In 2006, a civil action suit was filed by an inmate alleging insufficient living conditions within the Fulton County Jail against Barrett and Fulton County. The Plaintiff stated to the court that he was not provided a properly ventilated cell, and that the food provided did not align with his prescribed diet. The court denied Barrett's request for summary judgement. Additionally, the Plaintiff's claim for prospective relief, and the Plaintiff's punitive-damages claims against Fulton County, and the Plaintiff's official-capacity claims against all former, current, or future sheriff of Fulton County were all denied.

In March 2004, rapper T.I. produced a music video inside of the Fulton County Jail while serving time. The music video was unauthorized by Sheriff Barrett, and the employees who allegedly allowed a small camera crew inside of the jail were terminated.
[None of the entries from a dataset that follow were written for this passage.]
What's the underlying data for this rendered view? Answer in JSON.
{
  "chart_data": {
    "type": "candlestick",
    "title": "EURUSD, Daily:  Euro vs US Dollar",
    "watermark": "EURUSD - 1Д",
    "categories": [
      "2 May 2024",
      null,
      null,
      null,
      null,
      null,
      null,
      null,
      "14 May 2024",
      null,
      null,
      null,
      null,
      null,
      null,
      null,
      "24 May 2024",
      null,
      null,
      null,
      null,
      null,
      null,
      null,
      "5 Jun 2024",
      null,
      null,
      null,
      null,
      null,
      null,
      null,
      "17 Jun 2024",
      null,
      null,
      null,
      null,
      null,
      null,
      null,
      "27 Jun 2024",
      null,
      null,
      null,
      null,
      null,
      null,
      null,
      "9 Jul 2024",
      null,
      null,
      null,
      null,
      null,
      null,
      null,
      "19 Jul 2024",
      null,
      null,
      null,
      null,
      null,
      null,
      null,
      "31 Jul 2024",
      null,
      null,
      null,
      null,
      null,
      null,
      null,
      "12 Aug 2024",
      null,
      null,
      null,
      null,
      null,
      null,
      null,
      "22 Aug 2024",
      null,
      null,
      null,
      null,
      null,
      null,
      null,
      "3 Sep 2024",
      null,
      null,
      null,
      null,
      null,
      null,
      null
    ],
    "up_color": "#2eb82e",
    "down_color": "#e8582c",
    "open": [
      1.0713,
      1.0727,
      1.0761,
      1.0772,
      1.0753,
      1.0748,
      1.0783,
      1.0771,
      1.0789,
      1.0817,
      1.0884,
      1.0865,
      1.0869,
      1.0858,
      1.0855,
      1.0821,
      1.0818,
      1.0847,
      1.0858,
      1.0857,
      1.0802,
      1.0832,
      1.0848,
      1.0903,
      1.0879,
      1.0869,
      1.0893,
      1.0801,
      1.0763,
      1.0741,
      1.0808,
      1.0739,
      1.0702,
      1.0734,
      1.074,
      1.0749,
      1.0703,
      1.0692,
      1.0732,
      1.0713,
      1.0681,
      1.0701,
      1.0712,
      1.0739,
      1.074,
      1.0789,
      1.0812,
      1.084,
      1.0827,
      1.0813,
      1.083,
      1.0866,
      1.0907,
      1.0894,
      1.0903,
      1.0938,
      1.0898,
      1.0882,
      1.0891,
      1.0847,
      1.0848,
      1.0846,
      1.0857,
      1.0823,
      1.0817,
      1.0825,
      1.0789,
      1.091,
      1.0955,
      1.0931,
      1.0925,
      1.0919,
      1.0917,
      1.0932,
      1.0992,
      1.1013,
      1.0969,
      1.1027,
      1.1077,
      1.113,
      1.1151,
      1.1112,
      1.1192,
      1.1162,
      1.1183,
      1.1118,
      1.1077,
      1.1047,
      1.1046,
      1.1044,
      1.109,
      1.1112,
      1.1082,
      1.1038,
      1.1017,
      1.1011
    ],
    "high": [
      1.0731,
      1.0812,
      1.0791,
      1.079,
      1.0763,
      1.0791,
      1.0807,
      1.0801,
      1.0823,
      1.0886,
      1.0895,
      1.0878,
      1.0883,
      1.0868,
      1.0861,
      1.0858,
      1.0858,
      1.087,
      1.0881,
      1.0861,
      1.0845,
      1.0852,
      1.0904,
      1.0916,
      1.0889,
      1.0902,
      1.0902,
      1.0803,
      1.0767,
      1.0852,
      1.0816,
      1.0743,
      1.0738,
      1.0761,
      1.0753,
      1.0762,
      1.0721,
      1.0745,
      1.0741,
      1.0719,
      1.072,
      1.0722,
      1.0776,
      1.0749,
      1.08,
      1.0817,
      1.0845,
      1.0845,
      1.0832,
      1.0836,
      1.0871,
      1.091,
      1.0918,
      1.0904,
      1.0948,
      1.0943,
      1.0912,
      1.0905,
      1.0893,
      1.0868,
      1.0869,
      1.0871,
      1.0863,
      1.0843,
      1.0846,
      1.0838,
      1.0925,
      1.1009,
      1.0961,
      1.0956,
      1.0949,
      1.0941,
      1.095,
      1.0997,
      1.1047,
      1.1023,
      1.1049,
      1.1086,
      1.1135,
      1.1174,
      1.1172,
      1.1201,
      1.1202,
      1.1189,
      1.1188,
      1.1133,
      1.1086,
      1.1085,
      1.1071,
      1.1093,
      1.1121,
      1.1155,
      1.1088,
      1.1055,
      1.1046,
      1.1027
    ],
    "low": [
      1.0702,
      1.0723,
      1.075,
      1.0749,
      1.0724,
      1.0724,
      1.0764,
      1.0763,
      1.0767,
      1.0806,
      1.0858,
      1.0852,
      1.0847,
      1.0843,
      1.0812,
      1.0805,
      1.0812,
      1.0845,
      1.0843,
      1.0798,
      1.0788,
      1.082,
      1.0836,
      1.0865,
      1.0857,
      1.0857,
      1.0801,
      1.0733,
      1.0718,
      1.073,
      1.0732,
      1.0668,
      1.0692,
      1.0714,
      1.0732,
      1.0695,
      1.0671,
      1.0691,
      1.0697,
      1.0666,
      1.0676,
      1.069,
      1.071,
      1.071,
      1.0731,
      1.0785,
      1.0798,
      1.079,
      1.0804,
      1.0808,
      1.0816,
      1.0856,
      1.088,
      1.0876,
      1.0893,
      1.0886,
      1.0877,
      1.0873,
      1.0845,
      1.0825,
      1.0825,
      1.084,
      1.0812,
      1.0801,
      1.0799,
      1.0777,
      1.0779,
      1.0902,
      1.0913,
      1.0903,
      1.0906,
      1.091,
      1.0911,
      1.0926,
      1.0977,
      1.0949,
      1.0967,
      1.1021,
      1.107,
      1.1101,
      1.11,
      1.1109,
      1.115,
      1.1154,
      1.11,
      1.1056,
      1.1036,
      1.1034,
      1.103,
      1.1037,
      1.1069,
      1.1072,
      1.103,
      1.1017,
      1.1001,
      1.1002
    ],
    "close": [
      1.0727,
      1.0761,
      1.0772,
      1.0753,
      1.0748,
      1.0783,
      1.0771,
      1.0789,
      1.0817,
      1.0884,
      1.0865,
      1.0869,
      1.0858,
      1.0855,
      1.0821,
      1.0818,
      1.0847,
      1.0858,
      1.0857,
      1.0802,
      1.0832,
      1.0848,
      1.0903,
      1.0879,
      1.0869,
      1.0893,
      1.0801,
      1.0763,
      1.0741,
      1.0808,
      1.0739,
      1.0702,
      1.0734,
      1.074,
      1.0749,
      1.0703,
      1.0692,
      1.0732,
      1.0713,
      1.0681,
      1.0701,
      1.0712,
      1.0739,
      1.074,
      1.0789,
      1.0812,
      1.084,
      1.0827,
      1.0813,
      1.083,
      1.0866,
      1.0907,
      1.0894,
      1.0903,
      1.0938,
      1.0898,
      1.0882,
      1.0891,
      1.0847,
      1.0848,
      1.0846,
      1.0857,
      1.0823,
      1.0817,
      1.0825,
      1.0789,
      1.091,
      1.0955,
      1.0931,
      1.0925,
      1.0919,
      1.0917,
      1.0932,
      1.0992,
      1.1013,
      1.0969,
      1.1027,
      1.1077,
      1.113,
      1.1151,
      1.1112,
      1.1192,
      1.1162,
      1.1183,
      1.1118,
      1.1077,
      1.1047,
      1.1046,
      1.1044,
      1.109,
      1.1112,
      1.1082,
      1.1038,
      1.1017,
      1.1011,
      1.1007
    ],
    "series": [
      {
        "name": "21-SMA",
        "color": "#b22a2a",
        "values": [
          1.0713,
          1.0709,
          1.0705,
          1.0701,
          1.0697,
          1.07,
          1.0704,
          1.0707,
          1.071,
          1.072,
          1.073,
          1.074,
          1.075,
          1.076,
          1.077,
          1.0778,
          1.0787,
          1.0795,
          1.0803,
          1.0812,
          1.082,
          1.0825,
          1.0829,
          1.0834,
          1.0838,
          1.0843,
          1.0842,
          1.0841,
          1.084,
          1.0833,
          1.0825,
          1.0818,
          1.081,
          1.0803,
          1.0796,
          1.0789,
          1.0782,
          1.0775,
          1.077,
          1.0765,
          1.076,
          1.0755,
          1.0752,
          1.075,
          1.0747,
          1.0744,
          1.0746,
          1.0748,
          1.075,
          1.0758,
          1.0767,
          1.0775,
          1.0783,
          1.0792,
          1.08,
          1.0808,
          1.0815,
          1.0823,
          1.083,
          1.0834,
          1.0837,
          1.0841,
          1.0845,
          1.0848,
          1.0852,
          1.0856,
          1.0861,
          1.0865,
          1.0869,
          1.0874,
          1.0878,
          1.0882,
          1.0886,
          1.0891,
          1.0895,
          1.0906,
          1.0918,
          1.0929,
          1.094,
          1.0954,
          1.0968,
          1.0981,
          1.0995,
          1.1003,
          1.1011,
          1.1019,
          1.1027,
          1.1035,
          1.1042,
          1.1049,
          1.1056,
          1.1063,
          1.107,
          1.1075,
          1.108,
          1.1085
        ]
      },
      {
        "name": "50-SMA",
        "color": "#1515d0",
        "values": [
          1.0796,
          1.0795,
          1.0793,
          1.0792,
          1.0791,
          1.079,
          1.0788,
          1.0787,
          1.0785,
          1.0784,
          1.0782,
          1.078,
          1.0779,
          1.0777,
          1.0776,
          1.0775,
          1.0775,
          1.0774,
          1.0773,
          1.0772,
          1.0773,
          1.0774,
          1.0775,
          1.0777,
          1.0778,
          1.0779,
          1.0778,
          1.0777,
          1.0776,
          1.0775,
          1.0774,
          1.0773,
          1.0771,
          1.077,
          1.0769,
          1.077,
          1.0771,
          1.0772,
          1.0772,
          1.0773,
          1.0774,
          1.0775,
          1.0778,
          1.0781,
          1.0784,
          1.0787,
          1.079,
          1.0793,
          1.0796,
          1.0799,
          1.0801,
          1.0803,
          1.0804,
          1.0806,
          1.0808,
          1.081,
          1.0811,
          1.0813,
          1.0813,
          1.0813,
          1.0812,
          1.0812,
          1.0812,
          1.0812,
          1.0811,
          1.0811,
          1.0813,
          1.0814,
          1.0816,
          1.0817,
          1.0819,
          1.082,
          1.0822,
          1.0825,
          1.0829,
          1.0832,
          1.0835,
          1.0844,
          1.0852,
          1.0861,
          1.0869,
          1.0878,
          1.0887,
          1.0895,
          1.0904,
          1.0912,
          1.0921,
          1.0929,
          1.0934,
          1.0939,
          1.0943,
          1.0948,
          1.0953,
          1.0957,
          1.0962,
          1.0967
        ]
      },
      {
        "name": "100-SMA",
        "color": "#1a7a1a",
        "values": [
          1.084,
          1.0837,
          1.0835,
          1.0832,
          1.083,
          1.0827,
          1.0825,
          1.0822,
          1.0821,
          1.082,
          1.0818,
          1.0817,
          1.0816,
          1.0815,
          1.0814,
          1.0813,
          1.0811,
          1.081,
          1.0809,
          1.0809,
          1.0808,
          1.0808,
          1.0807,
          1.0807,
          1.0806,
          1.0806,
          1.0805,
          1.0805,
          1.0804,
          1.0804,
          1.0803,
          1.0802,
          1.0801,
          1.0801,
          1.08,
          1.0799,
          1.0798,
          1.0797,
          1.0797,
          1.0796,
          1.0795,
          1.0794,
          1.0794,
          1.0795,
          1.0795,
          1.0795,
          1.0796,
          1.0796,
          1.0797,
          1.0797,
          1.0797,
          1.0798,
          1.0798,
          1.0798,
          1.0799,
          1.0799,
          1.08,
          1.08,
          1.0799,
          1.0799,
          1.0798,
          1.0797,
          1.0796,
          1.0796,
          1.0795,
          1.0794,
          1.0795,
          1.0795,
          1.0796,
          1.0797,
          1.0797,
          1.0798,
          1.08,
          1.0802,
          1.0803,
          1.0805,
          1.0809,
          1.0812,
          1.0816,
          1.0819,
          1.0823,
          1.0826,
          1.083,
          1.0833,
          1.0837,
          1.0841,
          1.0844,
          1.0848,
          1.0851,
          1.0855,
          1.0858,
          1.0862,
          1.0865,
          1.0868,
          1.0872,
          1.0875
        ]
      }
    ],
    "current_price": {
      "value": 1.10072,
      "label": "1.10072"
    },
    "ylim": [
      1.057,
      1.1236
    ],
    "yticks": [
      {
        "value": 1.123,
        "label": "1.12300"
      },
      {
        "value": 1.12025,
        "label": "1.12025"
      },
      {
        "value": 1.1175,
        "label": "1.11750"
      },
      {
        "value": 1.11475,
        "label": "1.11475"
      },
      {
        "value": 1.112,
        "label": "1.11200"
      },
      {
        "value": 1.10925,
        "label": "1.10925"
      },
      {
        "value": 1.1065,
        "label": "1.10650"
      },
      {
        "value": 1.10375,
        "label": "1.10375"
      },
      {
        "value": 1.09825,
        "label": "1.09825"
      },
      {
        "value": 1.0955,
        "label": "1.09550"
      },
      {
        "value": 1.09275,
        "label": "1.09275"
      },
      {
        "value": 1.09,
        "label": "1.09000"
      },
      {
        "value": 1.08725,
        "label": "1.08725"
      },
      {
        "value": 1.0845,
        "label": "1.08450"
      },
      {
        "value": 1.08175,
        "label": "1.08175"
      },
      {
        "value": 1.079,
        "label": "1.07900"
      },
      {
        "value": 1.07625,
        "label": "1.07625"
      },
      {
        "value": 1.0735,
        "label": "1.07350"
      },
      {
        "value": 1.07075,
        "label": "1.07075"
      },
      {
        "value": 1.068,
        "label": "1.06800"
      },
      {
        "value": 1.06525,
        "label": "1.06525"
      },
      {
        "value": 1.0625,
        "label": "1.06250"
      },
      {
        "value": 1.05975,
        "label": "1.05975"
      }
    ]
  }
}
== Life after law enforcement ==
In 2008, Barrett began teaching criminology as an adjunct professor at the University of West Georgia and at Spelman College. In 2012, it was reported that she also taught at the Fulton Leadership Academy, and focused on STEM programs for young boys. In March 2021, she received a Legacy Award from the Fulton County Sheriff's Office for her lifetime of contributions.

== Personal life ==
Jacquelyn H. Barrett became Jackie Barrett-Washington when she married Gene Washington. She has two children, Kimberly and Alan, and five grandchildren. Barrett is a Christian and belongs to Cascade United Methodist Church.